I would suggest that one reason national priorities are such a mess is we have kidded ourseleves into thinking we are turning out “thinking kids.”

They are generally not. They parrot fine, but when comes to making and keeping America great, higher ed is a bigger rip than the subsidized banks and auto industries.

We need recipes to DO THINGS and enough grounding to put those things in context.

What we don’t need are state-financed “diploma mills” who graduate people unsuited to the workforce and then wonder “Gee, why aren’t student loans paid back more promptly?”

For more than a decade, the vocational side of education has had to document placement of graduates.

The higher ed side has bullshitted its way past that arguing they are no preparing job candidates, they are teaching people to think.

I would point to the political stupidity of presidential politics as conclusive proof that is another massive fail.

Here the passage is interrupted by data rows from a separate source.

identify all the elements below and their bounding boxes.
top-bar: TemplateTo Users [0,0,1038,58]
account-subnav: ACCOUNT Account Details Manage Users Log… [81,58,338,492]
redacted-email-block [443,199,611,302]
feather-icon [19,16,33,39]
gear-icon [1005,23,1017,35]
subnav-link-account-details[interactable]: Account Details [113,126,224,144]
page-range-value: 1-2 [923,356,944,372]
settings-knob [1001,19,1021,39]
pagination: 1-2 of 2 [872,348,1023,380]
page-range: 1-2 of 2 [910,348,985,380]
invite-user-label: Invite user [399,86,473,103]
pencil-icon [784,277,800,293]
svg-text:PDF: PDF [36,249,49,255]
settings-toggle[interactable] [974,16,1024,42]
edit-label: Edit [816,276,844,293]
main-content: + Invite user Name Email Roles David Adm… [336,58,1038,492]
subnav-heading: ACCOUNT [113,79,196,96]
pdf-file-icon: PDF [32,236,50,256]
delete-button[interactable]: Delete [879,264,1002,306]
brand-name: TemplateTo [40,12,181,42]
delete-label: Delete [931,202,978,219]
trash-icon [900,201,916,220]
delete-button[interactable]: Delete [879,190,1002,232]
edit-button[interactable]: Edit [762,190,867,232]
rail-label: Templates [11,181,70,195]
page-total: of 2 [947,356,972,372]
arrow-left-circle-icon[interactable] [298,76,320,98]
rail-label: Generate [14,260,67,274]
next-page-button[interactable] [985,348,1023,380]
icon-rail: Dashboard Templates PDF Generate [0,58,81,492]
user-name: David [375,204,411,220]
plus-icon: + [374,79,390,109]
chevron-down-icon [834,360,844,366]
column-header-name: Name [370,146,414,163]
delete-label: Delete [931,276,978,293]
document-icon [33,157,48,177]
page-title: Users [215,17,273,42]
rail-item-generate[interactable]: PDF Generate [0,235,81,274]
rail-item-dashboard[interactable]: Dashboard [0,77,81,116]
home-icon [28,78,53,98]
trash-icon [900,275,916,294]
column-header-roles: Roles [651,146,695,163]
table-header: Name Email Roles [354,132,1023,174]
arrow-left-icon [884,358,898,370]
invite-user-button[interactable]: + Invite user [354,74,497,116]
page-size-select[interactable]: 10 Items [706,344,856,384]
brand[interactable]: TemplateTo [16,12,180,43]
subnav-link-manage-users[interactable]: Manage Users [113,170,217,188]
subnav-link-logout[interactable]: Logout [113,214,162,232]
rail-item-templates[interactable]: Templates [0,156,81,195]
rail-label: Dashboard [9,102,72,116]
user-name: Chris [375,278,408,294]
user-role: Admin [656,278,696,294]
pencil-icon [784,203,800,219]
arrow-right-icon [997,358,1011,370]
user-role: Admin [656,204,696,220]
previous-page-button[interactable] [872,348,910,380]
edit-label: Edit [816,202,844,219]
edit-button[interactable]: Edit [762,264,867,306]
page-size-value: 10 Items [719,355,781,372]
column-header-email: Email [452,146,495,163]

So to wrap up the rant: Employers want people with a lot of DO and all the failures of knowledge engineering are spread before us even now. Failures to teach the basics – like accounting – and failures to structure knowledge to the student’s desired outcome.

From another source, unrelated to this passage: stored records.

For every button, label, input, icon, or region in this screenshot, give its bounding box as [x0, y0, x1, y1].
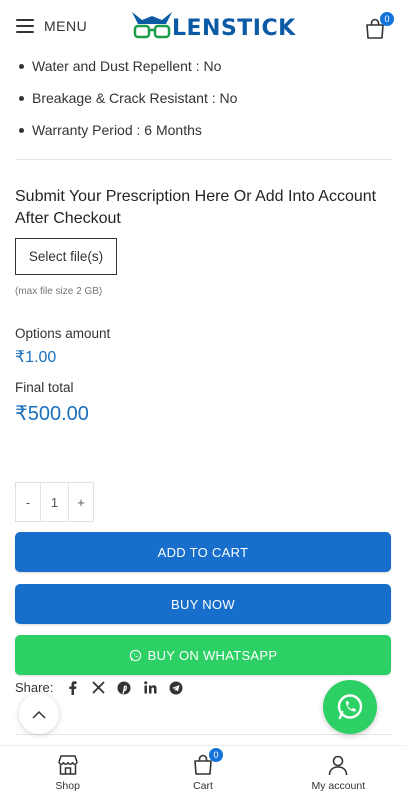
whatsapp-icon: [129, 649, 141, 661]
chevron-up-icon: [32, 710, 46, 719]
options-amount-value: ₹1.00: [15, 349, 57, 366]
buy-now-button[interactable]: BUY NOW: [15, 584, 391, 624]
whatsapp-icon: [337, 694, 363, 720]
pinterest-icon[interactable]: [117, 681, 131, 695]
share-label: Share:: [15, 680, 54, 695]
nav-item-account[interactable]: My account: [271, 746, 406, 800]
section-divider: [15, 734, 392, 735]
nav-label-account: My account: [311, 780, 366, 792]
bottom-nav: Shop 0 Cart My account: [0, 745, 406, 800]
telegram-icon[interactable]: [169, 681, 183, 695]
shopping-bag-icon: 0: [192, 748, 223, 776]
prescription-title: Submit Your Prescription Here Or Add Int…: [15, 188, 377, 227]
spec-item: Breakage & Crack Resistant : No: [15, 82, 237, 114]
select-files-button[interactable]: Select file(s): [15, 238, 117, 275]
final-total-label: Final total: [15, 380, 74, 395]
buy-on-whatsapp-button[interactable]: BUY ON WHATSAPP: [15, 635, 391, 675]
quantity-input[interactable]: 1: [40, 483, 69, 521]
nav-item-cart[interactable]: 0 Cart: [135, 746, 270, 800]
spec-item: Warranty Period : 6 Months: [15, 114, 237, 146]
section-divider: [15, 159, 392, 160]
logo-text: LENSTICK: [172, 16, 296, 41]
spec-list: Water and Dust Repellent : No Breakage &…: [15, 50, 237, 146]
nav-label-shop: Shop: [55, 780, 80, 792]
scroll-to-top-button[interactable]: [19, 694, 59, 734]
add-to-cart-button[interactable]: ADD TO CART: [15, 532, 391, 572]
nav-item-shop[interactable]: Shop: [0, 746, 135, 800]
menu-label: MENU: [44, 18, 88, 34]
quantity-decrease-button[interactable]: -: [16, 483, 40, 521]
cart-count-badge: 0: [208, 748, 223, 762]
whatsapp-chat-button[interactable]: [323, 680, 377, 734]
options-amount-label: Options amount: [15, 326, 111, 341]
final-total-value: ₹500.00: [15, 403, 89, 425]
hamburger-icon: [16, 19, 34, 33]
facebook-icon[interactable]: [65, 680, 79, 695]
header-cart-button[interactable]: 0: [364, 12, 394, 40]
user-icon: [327, 754, 349, 776]
glasses-logo-icon: [132, 12, 172, 39]
quantity-increase-button[interactable]: +: [69, 483, 93, 521]
site-header: MENU LENSTICK 0: [0, 0, 406, 58]
file-size-note: (max file size 2 GB): [15, 286, 103, 297]
quantity-stepper: - 1 +: [15, 482, 94, 522]
whatsapp-button-label: BUY ON WHATSAPP: [147, 647, 278, 663]
linkedin-icon[interactable]: [143, 681, 157, 695]
menu-button[interactable]: MENU: [16, 18, 87, 34]
storefront-icon: [57, 754, 79, 776]
cart-count-badge: 0: [380, 12, 394, 26]
share-bar: Share:: [15, 680, 189, 695]
site-logo[interactable]: LENSTICK: [130, 10, 296, 44]
nav-label-cart: Cart: [193, 780, 213, 792]
x-icon[interactable]: [91, 681, 105, 695]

Until we start looking at some of these systemic fails head-on, we will continue to drop further and further back from being one of the world leaders in thinking.

In terms of bang for the buck, US News carried a story in January that the US was number 4 worldwide.

The Big Ugly of that report was it was an American done report.

In the next week, or three, we expect the annual OECD Global Report on education to be released.

But based on math and science of 15 year olds in 2015, the top ten were Singapore, Hong Kong, South Korea, Japana, Taiwan, Finland, Estonia, Switzerland, Netherlands, and Canada. I’ll toss in a magnanimous bonus just for you: #11 was Poland.

We may have some nifty online quantum computing demos coming out of a few bright research oriented companies, like IBM.

But when comes down to solid knowledge engineering, don’t look now, but we are getting our asses kicked by countries which are more focused on the basics than the nonsense side.

Everyone is equal…got it? Now, can we learn something, please, and get back in the game?